Holcim's sales for 2011 fell -4.2% on the previous year to CHF 20.7 billion (US$ 23.1 billion), although the company says that on a like-for-like basis it saw a +7.5% increase in revenues. However, net profits more than halved to CHF 1.62 billion (US$ 1.81 billion) due to several extraordinary charges announced earlier this year. Operating profits (before these charges) were level on a like-for-like basis with 2010.
Holcim says the reason for its revenue decrease was the strength of the Swiss Franc last year. It says that without these pressures its revenues would have exceeded CHF 23 billion (US$ 25.5 billion), rather than the CHF 20.7 billion (US$ 23.1 billion) reported.
Testament to this si the increase in sales of materials the company saw last year.

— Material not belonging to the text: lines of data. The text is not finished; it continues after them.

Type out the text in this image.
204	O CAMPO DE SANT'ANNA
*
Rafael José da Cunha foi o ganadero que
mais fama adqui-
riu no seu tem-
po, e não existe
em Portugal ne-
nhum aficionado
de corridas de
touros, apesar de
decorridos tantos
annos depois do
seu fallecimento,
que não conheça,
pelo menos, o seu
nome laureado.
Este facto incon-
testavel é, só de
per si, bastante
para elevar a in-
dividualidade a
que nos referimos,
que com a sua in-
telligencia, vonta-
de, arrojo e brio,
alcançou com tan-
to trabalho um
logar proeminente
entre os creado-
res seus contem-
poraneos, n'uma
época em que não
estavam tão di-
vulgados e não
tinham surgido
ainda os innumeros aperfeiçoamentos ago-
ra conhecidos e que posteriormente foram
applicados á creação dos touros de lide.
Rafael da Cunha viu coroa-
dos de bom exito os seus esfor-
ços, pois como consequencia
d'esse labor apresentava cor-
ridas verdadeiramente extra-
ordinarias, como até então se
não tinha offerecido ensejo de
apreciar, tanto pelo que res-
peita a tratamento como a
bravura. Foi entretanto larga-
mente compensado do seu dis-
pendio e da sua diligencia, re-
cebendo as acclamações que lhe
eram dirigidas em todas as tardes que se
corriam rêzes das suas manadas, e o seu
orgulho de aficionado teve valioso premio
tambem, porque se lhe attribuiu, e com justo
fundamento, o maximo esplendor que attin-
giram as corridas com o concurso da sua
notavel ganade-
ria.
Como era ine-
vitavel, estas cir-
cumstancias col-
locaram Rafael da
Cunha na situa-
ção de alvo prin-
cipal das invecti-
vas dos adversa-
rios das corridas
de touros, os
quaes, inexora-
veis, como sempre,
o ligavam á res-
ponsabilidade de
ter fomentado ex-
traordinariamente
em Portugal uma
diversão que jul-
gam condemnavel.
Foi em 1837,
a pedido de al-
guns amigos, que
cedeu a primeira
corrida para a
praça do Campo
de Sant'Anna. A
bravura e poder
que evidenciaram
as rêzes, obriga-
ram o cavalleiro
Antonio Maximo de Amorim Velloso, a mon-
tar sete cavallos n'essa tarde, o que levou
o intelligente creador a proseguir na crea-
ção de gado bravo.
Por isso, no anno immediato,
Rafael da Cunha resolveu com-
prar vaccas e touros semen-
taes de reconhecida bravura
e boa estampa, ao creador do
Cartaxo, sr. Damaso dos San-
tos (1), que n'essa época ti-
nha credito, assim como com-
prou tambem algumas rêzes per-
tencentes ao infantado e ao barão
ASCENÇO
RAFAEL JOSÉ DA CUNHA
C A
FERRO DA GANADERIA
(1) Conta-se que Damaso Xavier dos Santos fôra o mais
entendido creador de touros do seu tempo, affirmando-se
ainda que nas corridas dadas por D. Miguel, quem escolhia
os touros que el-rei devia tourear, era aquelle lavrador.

Cement sales were up +5.6% to 144.3 million tonnes, while aggregate sales were up +9.6% to 173 million tonnes and the volume of ready-mixed concrete increased +5.4% to 48.4 million m3. Holcim did however see a -2.8% fall in asphalt sales, to 19.3 million tonnes.
Holcim added that sales of materials increased in four of the five regions around the world it operates in. Only the Africa/Middle East region saw a decline.
According to Holcim, most of the increases in demand it has seen have come from emerging markets and it is increasing its capacity in these regions accordingly. Last year it opened new cement plants in both Russia and Azerbaijan. It also added capacity in Ecuador to serve Latin America, while in India, its affiliate ACC began operating what Holcim claims is the largest clinker kiln in the world.
However, Holcim says the rise in demand has been accompanied by an increase in costs. It says raw materials, energy and transport costs all rose last year.